As Cork was fully determined to enter, no effort on Mrs. Briggs's part would have availed to stop him, and Mrs. Briggs, realizing this, sniffed and departed.

The huge animal lay down by the foot of the bed and heaved a sigh of satisfaction as he dropped his nose upon his paws.

And then Violet turned her face to Olga, sitting on the bed, and whispered, "Does he know?"

"Who?" whispered back Olga.

"Max, of course! Who else?"

Olga hesitated. Violet's hands were gripping her very tightly. "Know what, dear?" she said at last.

A quick frown drew Violet's forehead. "Oh, you know what I mean. Does he know about my going mad? Have you told him?"

"My dearest,"--keen distress rang in Olga's voice--"don't--don't talk like that! You're not mad! You're not mad!"

Violet's frown changed into a very strange smile. "Oh yes, but I am,"

she said. "I've been mad for some time now. It's been gradually coming on, but to-day--to-day it is moving faster--much faster." Her low voice quickened. "I haven't much sanity left, Allegro. I can feel it slipping from me inch by inch like a paid-out rope. Only enough left now to know that I am mad. When I don't know that any longer, I shall have lost it all."

"Dearest! Dearest!" moaned Olga. "Won't you try to forget it--try to think of other things for a little?"

Violet continued as if she had not heard her. "You know, it's curious that it never occurred to me before. I've had such queer sensations--all sorts of funny things going on inside me. It began like a curious thirst--a very horrible sort of craving, Allegro. That was what made me take to those cigarettes. I never felt it when I was smoking them. They made me so deliriously sleepy. It was terrible when--he--took them away. I felt as if he had pushed me over a deep abyss. I really can't do without them. They make me float when I'm going to sink."

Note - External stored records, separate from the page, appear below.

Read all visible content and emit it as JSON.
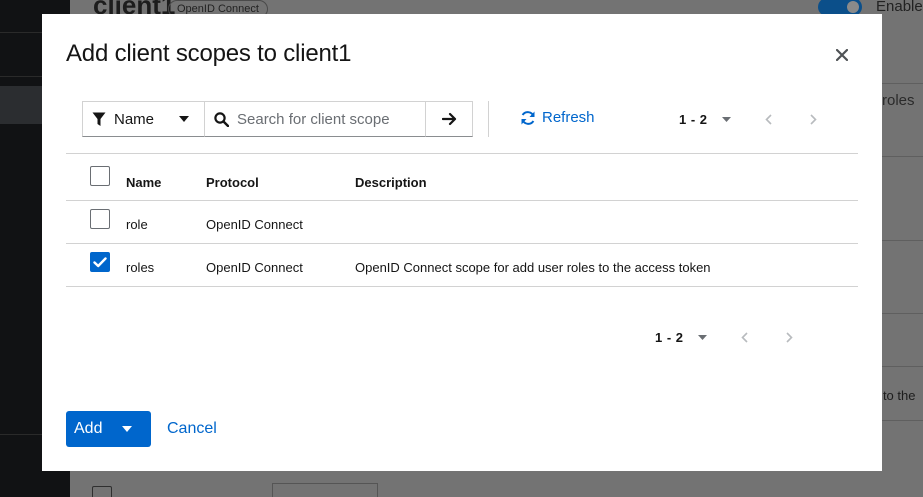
{
  "background": {
    "title": "client1",
    "badge": "OpenID Connect",
    "toggle_label": "Enable",
    "right_tab_fragment": "roles",
    "right_text_fragment": ") to the"
  },
  "modal": {
    "title": "Add client scopes to client1",
    "close_icon": "close-icon",
    "toolbar": {
      "filter_label": "Name",
      "search_placeholder": "Search for client scope",
      "search_value": "",
      "refresh_label": "Refresh"
    },
    "pagination_top": {
      "range": "1 - 2"
    },
    "pagination_bottom": {
      "range": "1 - 2"
    },
    "table": {
      "headers": {
        "name": "Name",
        "protocol": "Protocol",
        "description": "Description"
      },
      "rows": [
        {
          "name": "role",
          "protocol": "OpenID Connect",
          "description": "",
          "checked": false
        },
        {
          "name": "roles",
          "protocol": "OpenID Connect",
          "description": "OpenID Connect scope for add user roles to the access token",
          "checked": true
        }
      ]
    },
    "footer": {
      "add_label": "Add",
      "cancel_label": "Cancel"
    }
  },
  "colors": {
    "primary": "#0066cc",
    "backdrop": "#6b6b6b",
    "sidebar": "#111214"
  }
}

She paused, and pa.s.sed a weary hand across her brow. "Why have I been crying so, Allegro? I hardly ever cry. Was I sorry for someone? Was it my mother? Fancy her doing--that!" The heavy eyes grew suddenly wide and bright. "I wonder if she would have killed me too if she had lived. I know exactly what made her do it. I should have done it myself--yes, and revelled in it. Can't you imagine it? The night and the darkness, and oneself lying there pretending to be asleep and waiting--waiting--for the man one hated." Suddenly the wide eyes glowed red. "Think of it--think of it, Allegro!--how one would feel for the point of the knife when one heard his step, and hide it away under the pillow when at last he came in. How one's flesh would creep when he lay down! How one's ears would shout and clamour while one waited for him to sleep! And then--and then--when he began to breathe slowly and one knew that he was unconscious--how inch by inch one would draw out one's hand with the knife and raise the bedclothes, and plunge it hard and deep into his breast! Would he struggle, Allegro? Would he open his eyes to see his own life-blood spout out? Would he be frightened, or angry, or just surprised? I think he would be surprised, don't you? He wouldn't give his wife credit for hating him so much. Men don't, you know. They never realize how far hatred will drive a woman until it pushes her over the edge. I think he would hardly believe his own eyes even then, unless he saw her laughing!" A burst of wild laughter broke from Violet's lips, but she smothered it with her handkerchief.

"I mustn't laugh," she said, "though I'm sure she did. And I want to talk to you seriously, Allegro."

"Dear, do lie down and rest!" Olga urged her gently. "That hateful story has given you a shock. Do try and remember that there's nothing new about it. It all happened years ago. And you are no different now than you were this morning before you heard it."

Violet leaned her head back again upon the pillows, but her eyes roved unceasingly. "But then I was mad this morning," she said, "only I didn't know it. Do you know, I think madness is a sort of state in which people lose their souls and yet go on living. Or else the soul goes blind. I've thought of that too. But I think my soul has gone on. I shall go and find it presently. You must help me."